Children are prescribed almost 7 million antibiotic prescriptions in US emergency departments (EDs) annually, primarily in non-pediatric EDs, according to a recent study. Therefore, pediatric antibiotic stewardship efforts should expand to non-pediatric EDs nationwide, particularly regarding avoidance of antibiotic prescribing for conditions for which antibiotics are not indicated. A cross-sectional retrospective study of patients aged 0 to 17 years discharged from EDs in the US was conducted by using the 2009–2014 National Hospital Ambulatory Medical Care Survey ED data. They found:
- In 2009–2014, of the 29 million mean annual ED visits by children, 14% occurred at pediatric EDs.
- Antibiotics overall were prescribed more frequently in non-pediatric than pediatric ED visits (24% vs 20%).
- Antibiotic prescribing frequencies were stable over time.

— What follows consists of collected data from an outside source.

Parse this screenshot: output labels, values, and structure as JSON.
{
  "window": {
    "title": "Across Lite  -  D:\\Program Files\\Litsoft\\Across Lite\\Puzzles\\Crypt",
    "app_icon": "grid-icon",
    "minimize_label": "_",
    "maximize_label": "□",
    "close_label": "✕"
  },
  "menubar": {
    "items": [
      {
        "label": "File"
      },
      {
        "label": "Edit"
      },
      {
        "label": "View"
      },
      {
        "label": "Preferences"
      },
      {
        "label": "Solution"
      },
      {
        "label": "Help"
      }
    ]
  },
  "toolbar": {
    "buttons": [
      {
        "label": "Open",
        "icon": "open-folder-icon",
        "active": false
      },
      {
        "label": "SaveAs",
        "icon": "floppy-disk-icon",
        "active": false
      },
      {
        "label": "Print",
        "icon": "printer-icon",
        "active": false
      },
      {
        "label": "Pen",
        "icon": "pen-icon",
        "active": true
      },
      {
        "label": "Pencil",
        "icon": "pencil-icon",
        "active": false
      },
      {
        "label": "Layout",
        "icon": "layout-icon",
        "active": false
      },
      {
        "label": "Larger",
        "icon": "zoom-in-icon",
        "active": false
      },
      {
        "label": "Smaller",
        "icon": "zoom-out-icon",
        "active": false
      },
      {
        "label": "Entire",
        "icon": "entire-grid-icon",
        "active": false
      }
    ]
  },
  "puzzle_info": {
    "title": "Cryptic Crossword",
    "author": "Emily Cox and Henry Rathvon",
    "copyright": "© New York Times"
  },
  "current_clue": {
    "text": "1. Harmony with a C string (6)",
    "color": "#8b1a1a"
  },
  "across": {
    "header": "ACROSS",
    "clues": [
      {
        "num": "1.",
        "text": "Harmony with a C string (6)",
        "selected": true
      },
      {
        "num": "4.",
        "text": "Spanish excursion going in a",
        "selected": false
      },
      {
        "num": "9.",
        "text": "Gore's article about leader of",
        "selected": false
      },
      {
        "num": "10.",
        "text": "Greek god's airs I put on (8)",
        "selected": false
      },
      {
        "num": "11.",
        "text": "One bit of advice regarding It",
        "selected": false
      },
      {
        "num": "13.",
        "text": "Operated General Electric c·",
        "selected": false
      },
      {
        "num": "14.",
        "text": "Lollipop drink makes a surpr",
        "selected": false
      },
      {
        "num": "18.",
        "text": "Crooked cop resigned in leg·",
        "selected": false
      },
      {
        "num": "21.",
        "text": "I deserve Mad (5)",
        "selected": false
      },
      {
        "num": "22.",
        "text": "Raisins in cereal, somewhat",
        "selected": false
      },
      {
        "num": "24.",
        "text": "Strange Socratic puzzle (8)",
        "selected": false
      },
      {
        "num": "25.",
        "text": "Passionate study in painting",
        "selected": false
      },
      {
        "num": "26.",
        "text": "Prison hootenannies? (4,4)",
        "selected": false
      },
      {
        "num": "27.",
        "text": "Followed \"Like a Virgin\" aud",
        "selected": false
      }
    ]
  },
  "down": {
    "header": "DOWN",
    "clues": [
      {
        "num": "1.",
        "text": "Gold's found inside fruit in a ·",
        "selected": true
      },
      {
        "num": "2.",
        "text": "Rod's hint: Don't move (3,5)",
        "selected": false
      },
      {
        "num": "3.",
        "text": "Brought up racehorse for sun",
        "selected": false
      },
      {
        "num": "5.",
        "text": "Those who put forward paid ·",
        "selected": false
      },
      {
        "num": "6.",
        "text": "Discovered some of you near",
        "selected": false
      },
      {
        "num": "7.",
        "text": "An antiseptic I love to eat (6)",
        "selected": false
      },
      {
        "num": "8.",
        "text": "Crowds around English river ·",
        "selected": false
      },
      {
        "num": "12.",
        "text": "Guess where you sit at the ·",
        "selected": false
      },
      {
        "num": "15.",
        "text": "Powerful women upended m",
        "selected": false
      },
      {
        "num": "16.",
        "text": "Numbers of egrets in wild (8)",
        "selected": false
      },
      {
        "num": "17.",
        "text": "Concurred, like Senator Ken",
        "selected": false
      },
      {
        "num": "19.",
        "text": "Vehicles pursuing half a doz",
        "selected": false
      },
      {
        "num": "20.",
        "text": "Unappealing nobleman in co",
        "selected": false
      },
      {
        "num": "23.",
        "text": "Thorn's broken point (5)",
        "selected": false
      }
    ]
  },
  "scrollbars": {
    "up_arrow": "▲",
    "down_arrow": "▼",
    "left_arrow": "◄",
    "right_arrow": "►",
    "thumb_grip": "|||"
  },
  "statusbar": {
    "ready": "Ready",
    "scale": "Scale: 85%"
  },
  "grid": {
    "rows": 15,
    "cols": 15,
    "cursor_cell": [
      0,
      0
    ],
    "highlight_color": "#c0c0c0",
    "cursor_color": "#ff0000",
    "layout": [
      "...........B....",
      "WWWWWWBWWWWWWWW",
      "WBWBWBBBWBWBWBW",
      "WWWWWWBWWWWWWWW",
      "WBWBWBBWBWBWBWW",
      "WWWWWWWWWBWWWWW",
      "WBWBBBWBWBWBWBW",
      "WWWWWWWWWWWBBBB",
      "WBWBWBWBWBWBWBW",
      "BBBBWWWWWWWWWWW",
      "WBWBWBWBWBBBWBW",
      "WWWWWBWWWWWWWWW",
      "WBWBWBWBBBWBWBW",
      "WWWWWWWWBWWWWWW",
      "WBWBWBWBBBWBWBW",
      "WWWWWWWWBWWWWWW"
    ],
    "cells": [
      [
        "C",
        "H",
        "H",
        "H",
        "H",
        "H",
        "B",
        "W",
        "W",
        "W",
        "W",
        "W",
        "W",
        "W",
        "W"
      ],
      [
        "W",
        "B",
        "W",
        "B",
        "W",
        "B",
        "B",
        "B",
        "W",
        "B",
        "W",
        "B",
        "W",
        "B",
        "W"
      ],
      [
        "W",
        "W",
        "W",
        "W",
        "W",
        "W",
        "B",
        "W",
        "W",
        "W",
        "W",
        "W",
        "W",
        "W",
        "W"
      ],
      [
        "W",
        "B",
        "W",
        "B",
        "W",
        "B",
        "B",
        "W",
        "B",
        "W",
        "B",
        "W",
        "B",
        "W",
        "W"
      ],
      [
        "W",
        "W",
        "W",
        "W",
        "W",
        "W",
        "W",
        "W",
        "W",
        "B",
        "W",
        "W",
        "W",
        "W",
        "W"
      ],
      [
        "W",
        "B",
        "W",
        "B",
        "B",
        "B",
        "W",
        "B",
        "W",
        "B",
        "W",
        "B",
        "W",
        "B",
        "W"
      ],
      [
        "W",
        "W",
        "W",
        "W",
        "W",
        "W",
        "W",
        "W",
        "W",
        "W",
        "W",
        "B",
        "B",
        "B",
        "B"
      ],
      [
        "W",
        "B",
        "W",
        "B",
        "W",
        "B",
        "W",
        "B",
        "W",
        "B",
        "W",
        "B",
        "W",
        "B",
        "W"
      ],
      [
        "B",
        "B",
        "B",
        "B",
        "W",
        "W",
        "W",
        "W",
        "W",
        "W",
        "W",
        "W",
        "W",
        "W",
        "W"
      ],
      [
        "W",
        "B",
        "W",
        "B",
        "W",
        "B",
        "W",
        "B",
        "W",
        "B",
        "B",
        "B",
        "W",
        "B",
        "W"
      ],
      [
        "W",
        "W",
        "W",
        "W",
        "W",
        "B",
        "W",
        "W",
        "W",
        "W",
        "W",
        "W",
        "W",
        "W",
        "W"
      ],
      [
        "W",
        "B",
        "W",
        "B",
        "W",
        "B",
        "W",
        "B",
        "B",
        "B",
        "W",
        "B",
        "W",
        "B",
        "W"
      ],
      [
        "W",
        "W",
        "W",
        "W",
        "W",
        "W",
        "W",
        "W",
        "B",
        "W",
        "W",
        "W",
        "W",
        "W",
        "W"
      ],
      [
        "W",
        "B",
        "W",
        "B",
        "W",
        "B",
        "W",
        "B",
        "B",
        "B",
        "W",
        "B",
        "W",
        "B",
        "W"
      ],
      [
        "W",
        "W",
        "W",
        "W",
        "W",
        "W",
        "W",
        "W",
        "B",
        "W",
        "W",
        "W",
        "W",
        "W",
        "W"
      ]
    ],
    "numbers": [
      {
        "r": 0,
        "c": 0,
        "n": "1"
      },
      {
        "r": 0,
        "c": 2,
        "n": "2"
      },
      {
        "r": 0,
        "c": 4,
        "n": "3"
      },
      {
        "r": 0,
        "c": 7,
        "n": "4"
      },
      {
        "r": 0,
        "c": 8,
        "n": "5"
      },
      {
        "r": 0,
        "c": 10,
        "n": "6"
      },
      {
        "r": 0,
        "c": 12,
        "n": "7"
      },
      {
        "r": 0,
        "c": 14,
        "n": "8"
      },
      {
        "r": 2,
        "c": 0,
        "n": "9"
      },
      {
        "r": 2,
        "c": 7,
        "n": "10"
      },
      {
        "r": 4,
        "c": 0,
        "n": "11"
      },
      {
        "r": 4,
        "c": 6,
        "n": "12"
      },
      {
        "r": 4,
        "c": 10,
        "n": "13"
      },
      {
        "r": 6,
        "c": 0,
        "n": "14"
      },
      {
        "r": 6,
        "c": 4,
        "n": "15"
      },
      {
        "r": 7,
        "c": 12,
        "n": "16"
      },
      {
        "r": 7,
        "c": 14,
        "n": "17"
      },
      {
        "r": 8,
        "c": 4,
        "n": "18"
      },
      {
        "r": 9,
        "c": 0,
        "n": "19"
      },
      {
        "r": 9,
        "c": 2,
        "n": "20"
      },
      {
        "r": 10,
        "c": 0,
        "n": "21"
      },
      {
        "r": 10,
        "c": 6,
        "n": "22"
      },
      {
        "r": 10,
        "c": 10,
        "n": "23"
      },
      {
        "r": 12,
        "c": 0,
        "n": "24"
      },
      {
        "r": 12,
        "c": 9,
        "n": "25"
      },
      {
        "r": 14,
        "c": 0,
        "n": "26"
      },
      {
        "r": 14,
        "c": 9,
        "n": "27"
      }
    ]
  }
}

- Of all antibiotics prescribed, 44% were broad spectrum, and 32% were generally not indicated.
- Compared with pediatric EDs, non-pediatric EDs had a higher frequency of prescribing macrolides (18% vs 8%) and a lower frequency of first-line, guideline-concordant prescribing for the respiratory conditions studied (77% vs 87%).
Poole NM, Shapiro DJ, Fleming-Dutra KE, Hicks LA, Hersh AK, Kronman MP. Antibiotic prescribing for children in United States emergency departments: 2009–2014. [Published online ahead of print January 8, 2019]. Pediatrics. doi:10.1542/peds.2018-1056.